Snap files are written and read by the CLI only. From Python, use
`pairwise_rf_with_snapshots_from_newick_iter` to obtain the same presence
matrix in memory without writing a file — see the [Python API section](#-python-api) above.

```python
import rapidtrees as rtd
import numpy as np

import math

tree_names, rf_bytes, leaf_names, n_bip, pres_bytes, bip_clade_bytes = (
    rtd.pairwise_rf_with_snapshots_from_newick_iter(
        names, iter(newicks), translate_maps, map_indices
    )
)
n = len(tree_names)
presence = np.frombuffer(pres_bytes, dtype=np.uint8).reshape(n, n_bip).copy()

# Global split frequencies (for Pseudo ESS / ASDSF)
global_freq = presence.mean(axis=0)

# RF distance between any two trees — no recomputation needed
rf_01 = int((presence[0].astype(int) ^ presence[1].astype(int)).sum())

# Named presence matrix — decode clade bitmasks for column labels
bytes_per_bip = math.ceil(len(leaf_names) / 8)
bip_arr  = np.frombuffer(bip_clade_bytes, dtype=np.uint8).reshape(n_bip, bytes_per_bip)
bip_bool = np.unpackbits(bip_arr, axis=1, bitorder="little")[:, :len(leaf_names)]
col_labels = ["|".join(leaf_names[i] for i in np.where(bip_bool[j])[0]) for j in range(n_bip)]
import pandas as pd
df = pd.DataFrame(presence, index=tree_names, columns=col_labels)
```

---



## ⏱️ Benchmarks

Benchmarks were run on a MacBook Pro M1. Trees are parsed **once** and bitset snapshots are reused across all pairwise comparisons. Parallelism is provided by [`rayon`](https://github.com/rayon-rs/rayon) — no manual thread management needed.

<details>
<summary><strong>Show full benchmark table</strong></summary>

> Output of `cargo bench --bench memory_time_benchmark`

| Taxa (N) | Trees (T) | Combinations | Est.
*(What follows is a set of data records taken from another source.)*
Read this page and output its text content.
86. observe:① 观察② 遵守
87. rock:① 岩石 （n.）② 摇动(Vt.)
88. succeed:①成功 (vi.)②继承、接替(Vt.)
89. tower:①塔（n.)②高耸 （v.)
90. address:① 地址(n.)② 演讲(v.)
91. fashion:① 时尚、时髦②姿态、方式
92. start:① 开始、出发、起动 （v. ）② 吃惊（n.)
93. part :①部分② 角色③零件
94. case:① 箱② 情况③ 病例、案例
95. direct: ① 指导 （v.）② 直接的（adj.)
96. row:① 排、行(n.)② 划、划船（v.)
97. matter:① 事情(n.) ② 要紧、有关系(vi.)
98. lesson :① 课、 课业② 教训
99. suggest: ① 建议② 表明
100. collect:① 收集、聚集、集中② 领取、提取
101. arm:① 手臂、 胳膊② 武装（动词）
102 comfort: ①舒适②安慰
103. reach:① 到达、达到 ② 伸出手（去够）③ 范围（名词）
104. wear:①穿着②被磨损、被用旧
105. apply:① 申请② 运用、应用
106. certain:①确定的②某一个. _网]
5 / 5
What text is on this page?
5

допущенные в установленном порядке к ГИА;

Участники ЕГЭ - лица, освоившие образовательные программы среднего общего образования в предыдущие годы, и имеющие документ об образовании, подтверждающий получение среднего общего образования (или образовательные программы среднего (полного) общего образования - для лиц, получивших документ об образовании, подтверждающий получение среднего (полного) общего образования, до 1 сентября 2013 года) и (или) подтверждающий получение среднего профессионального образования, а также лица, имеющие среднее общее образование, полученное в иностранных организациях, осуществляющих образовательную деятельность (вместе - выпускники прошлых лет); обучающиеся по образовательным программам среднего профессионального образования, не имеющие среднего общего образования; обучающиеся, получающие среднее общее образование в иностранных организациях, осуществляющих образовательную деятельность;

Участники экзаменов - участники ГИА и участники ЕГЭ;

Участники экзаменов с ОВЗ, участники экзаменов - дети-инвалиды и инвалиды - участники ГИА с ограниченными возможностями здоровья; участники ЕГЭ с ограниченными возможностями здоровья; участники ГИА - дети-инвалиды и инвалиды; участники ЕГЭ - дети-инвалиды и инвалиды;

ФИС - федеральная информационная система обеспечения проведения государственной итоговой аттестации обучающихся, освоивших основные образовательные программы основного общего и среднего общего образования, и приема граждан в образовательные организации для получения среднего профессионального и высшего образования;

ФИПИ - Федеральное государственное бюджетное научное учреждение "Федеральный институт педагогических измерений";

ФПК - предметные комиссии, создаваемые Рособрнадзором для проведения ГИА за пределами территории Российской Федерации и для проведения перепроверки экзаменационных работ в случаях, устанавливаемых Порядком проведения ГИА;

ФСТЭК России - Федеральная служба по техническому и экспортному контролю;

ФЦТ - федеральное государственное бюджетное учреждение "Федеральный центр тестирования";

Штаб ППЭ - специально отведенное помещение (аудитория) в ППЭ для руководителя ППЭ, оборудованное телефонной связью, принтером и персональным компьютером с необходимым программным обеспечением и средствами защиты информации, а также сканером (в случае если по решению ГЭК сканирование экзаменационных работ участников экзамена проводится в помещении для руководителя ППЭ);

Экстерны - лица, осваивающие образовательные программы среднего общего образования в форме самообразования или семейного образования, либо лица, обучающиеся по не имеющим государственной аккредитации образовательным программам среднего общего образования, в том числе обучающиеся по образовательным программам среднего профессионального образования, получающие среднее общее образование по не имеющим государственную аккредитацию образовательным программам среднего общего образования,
Memory | Actual Memory | Wall Time | CPU Time |
|----------|-----------|--------------|-------------|---------------|-----------|----------|
| 10       | 100       | 5.0K        | 13.96 KB    | 17.87 KB      | 172.29 µs | 733.00 µs |
| 10       | 1000      | 500.0K         | 139.65 KB   | 168.95 KB     | 5.94 ms   | 12.99 ms |
| 10       | 10000     | 50.0M       | 1.36 MB     | 1.64 MB       | 717.43 ms | 1.36 s   |
| 10       | 100000    | 5.0B        | 13.64 MB    | 16.40 MB      | 3.53 min  | 4.04 min |
| 100      | 100       | 5.0K        | 133.59 KB   | 136.09 KB     | 244.42 µs | 1.75 ms  |
| 100      | 1000      | 500.0K         | 1.30 MB     | 1.21 MB       | 17.49 ms  | 50.99 ms |
| 100      | 10000     | 50.0M       | 13.05 MB    | 11.95 MB      | 1.08 s    | 4.81 s   |
| 100      | 100000    | 5.0B        | 130.46 MB   | 119.41 MB     | 4.29 min  | 9.86 min |
| 500      | 100       | 5.0K        | 706.84 KB   | 713.93 KB     | 2.02 ms   | 3.08 ms  |
| 500      | 1000      | 500.0K         | 6.90 MB     | 5.89 MB       | 27.77 ms  | 216.87 ms |
| 500      | 10000     | 50.0M       | 69.03 MB    | 57.84 MB      | 2.82 s    | 21.30 s  |
| 500      | 100000    | 5.0B        | 690.27 MB   | 577.28 MB     | 7.44 min  | 37.13 min |
| 1000     | 100       | 5.0K        | 1.50 MB     | 1.51 MB       | 873.75 µs | 5.63 ms  |
| 1000     | 1000      | 500.0K         | 15.03 MB    | 11.86 MB      | 51.22 ms  | 420.94 ms |
| 1000     | 10000     | 50.0M       | 150.32 MB   | 115.30 MB     | 5.12 s    | 42.92 s  |
| 1000     | 100000    | 5.0B        | 1.47 GB     | 1.12 GB       | 11.26 min | 74.74 min |
| 2000     | 100       | 5.0K        | 3.50 MB     | 3.51 MB       | 1.14 ms   | 9.92 ms  |
| 2000     | 1000      | 500.0K         | 35.01 MB    | 24.15 MB      | 93.73 ms  | 838.01 ms |
| 2000     | 10000     | 50.0M       | 350.06 MB   | 230.59 MB     | 9.42 s    | 1.38 min |
| 2000     | 100000    | 5.0B        | 3.42 GB     | 2.24 GB       | 18.57 min | 141.11 min |
| 5000     | 100       | 5.0K        | 14.30 MB    | 12.43 MB      | 61.36 ms  | 83.85 ms |
| 5000     | 1000      | 500.0K         | 143.02 MB   | 63.97 MB      | 224.40 ms | 2.09 s   |
| 5000     | 10000     | 50.0M       | 1.40 GB     | 579.40 MB     | 22.45 s   | 3.44 min |

</details>

> **Note:** Weighted RF and KF produce floating-point matrices; RF produces integer matrices.

---

## 🔍 Troubleshooting

- **No trees parsed?** Verify the input is a valid NEXUS `.trees` file and adjust `--burnin-*` settings.
- **Piping to other tools?** Use `-q` to suppress timing messages on stdout.
- **Gzipped output not working?** Ensure the output filename ends with `.gz`.

---

## ⚖️ License

`rapidtrees` is provided under the [MIT License](LICENSE).